The changes we are experiencing at work and home are unprecedented and will impact us well into the future as we work to define the new normal. While it is easy (and somewhat expected) that we fall into the gloom and doom of the situation, let’s talk about something that is the “bright side” — telehealth. It’s not that it’s new; some health centers have been using telehealth successfully for some time and there are a number of existing telehealth programs, but there has been no unified push to make wide-spread implementation easy.
Telehealth services (and its relatives) have historically been pigeon-holed to rural settings, restricted by complex regulations around originating location, licensure, type of service, and billing. The muddy atmosphere around how to set up and be reimbursed for a telehealth program coupled with the general resistance to change – fear – means many health centers have not yet even explored starting a telehealth program.
So it is not surprising that Thomas Lee, MD MSc., the Editor in Chief of NEJM Catalyst Innovations in Care Delivery‘s March 17 article caught my eye. In “Creating the New Normal: The Clinician Response to COVID-19” he describes one provider’s thought process as she reviews scheduled patients to identify who needs to have a tele-visit, who needs labs (but not a visit), etc. She ends by saying, “Isn’t this the way it always ought to be?”, figuring out who needs to come in and who doesn’t.

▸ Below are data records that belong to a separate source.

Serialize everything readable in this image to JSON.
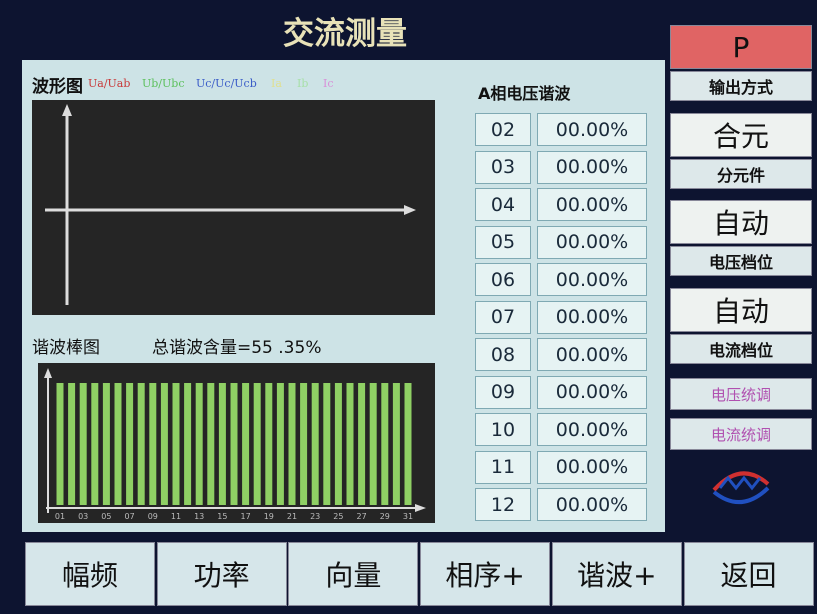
{
  "title": "交流测量",
  "waveform": {
    "label": "波形图",
    "legend": [
      {
        "text": "Ua/Uab",
        "color": "#c83a3a"
      },
      {
        "text": "Ub/Ubc",
        "color": "#5cc05c"
      },
      {
        "text": "Uc/Uc/Ucb",
        "color": "#3a5cc8"
      },
      {
        "text": "Ia",
        "color": "#e0e090"
      },
      {
        "text": "Ib",
        "color": "#a8e0a8"
      },
      {
        "text": "Ic",
        "color": "#d890d8"
      }
    ]
  },
  "harmonic": {
    "label": "谐波棒图",
    "total": "总谐波含量=55 .35%",
    "axis_labels": [
      "01",
      "03",
      "05",
      "07",
      "09",
      "11",
      "13",
      "15",
      "17",
      "19",
      "21",
      "23",
      "25",
      "27",
      "29",
      "31"
    ]
  },
  "table": {
    "title": "A相电压谐波",
    "rows": [
      [
        "02",
        "00.00%"
      ],
      [
        "03",
        "00.00%"
      ],
      [
        "04",
        "00.00%"
      ],
      [
        "05",
        "00.00%"
      ],
      [
        "06",
        "00.00%"
      ],
      [
        "07",
        "00.00%"
      ],
      [
        "08",
        "00.00%"
      ],
      [
        "09",
        "00.00%"
      ],
      [
        "10",
        "00.00%"
      ],
      [
        "11",
        "00.00%"
      ],
      [
        "12",
        "00.00%"
      ]
    ]
  },
  "side": [
    {
      "top": "P",
      "bottom": "输出方式"
    },
    {
      "top": "合元",
      "bottom": "分元件"
    },
    {
      "top": "自动",
      "bottom": "电压档位"
    },
    {
      "top": "自动",
      "bottom": "电流档位"
    }
  ],
  "side_small": [
    "电压统调",
    "电流统调"
  ],
  "bottom": [
    "幅频",
    "功率",
    "向量",
    "相序+",
    "谐波+",
    "返回"
  ]
}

Health centers care for the most vulnerable, and despite piloting innovative methods for groups and teams to care for patients, these strategies still mostly revolve around patients physically coming to the health center. Don’t get me wrong – face to face, in-person interactions are still necessary, but we should listen to our patients during this time to identify what is really needed, when it’s needed, and in what format. The Institute for Health Care Improvement (IHI) described this as providing the right care, in the right place, at the right time. Hopefully, as Dr. Lee says, “We are actively redesigning the way we deliver care to do what is best for our patients during this time of crisis. Some aspects of that redesign will likely persist after the crisis has passed.”
All that said, it still doesn’t make it easy. The end of the crisis and its effects is still a ways off. As Brené Brown, research professor at the University of Houston tells it, we are “at the stage of weary.” It is important that we take time to communicate with our peers, to understand where we each are in this process, and that we give ourselves permission to grieve. If you can squeeze in a few minutes for your mental health, let me recommend listening to Brown’s recent Unlocking Us podcast on ‘Comparative Suffering, the 50/50 Myth, and Settling the Ball’. Brené provides strategies for how we cope when we are ‘weary’, highlighting that unlike other crises, this one is extended and it will wear on us.
Never more than now am I proud to say I work with the FQHCs — strong and competent individuals and organizations that support the most vulnerable in our communities. Don’t let ‘weary’ get you down — continue your kindness, strengthen your relationships and partnerships, and together we can define the new normal — a better healthcare environment for all.